Execution control returns immediately to the caller; the created greenthread
is merely scheduled to be run at the next available opportunity.
Use :func:`spawn_after` to arrange for greenthreads to be spawned
after a finite delay.
"""
hub = hubs.get_hub()
# hub.greenlet 父协程
g = GreenThread(hub.greenlet)
# hub中注册self.next_timers(hub初始化时间+ 0,timer对象)
hub.schedule_call_global(0, g.switch, func, args, kwargs)
return g
eventlet.sleep,释放当前main协程对cpu占用(greenlet默认当前执行环境便是一个main协程)
# greenthread.py
def sleep(seconds=0):
"""Yield control to another eligible coroutine until at least *seconds* have
elapsed.
*seconds* may be specified as an integer, or a float if fractional seconds
are desired. Calling :func:`~greenthread.sleep` with *seconds* of 0 is the
canonical way of expressing a cooperative yield.

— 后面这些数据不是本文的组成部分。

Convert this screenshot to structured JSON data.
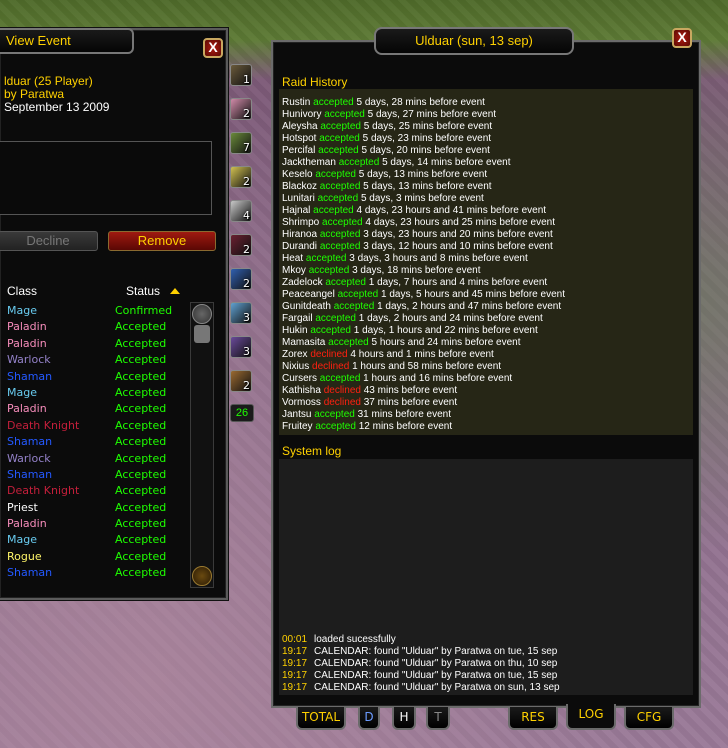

For example, if one is
looping over a large list performing an expensive calculation without
calling any socket methods, it's a good idea to call ``sleep(0)``
occasionally; otherwise nothing else will run.
"""
# 获取单例的hub对象
hub = hubs.get_hub()
assert hub.greenlet is not greenlet.getcurrent(), 'do not call blocking functions from the mainloop'
# 注册经过seconds,从父协程切换到main协程的方法
timer = hub.schedule_call_global(seconds, greenlet.getcurrent().switch)
try:
# 调用switch方法(方法会切换到父协程,执行其run方法,遍历调度所有注册的协程方法
hub.switch()
finally:
timer.cancel()
# hubs/hub.py
def switch(self):
cur = greenlet.getcurrent()
assert cur is not self.greenlet, 'Cannot switch to MAINLOOP from MAINLOOP'
switch_out = getattr(cur, 'switch_out', None)
if switch_out is not None:
try:
switch_out()
except:
self.squelch_generic_exception(sys.exc_info())
clear_sys_exc_info()
if self.greenlet.dead:
self.greenlet = greenlet.greenlet(self.run)
try:
if self.greenlet.parent is not cur:
cur.parent = self.greenlet
except ValueError:
pass
# gets raised if there is a greenlet parent cycle
clear_sys_exc_info()
# 执行self.run,进行调度表
return self.greenlet.switch()
父协程是一个死循环,意味着父协程对子协程调度一直存在。当切换到父协程时(即循环中),便会调度执行注册的子协程(包括sleep时,注册的协程,在等待长时间被切换回main协程,继续向下执行)。 当main协程结束时,整个程序结束。
# hubs/hub.py
def run(self):
"""Run the runloop until abort is called.
"""
if self.running:
raise RuntimeError("Already running!")
try:
self.running = True
self.stopping = False
while not self.stopping:
# self.timers中注册时间,从小到大进行堆排序
self.prepare_timers()
# self.clock()获取当前时间,通过对比注册协程时间
# 若小于等于则立刻调用,否则退出,等待到时间再调用
self.fire_timers(self.clock())
self.prepare_timers()
wakeup_when = self.sleep_until()
if wakeup_when is None:
sleep_time = self.default_sleep()
else:
sleep_time = wakeup_when - self.clock()
# wait存在注册读写事件时,使用epoll.poll阻塞进程,等待连接接入
# 否则sleep指定时间
if sleep_time > 0:
self.wait(sleep_time)
else:
self.wait(0)
else:
del self.timers[:]
del self.next_timers[:]
finally:
self.running = False
self.stopping = False
WSGI server
一个使用WSGI server的例子,如下
import eventlet
from eventlet import wsgi
def hello_world(env, start_response):
if env['PATH_INFO'] != '/':
start_response('404 Not Found', [('Content-Type', 'text/plain')])
return ['Not Found\r\n']
start_response('200 OK', [('Content-Type', 'text/plain')])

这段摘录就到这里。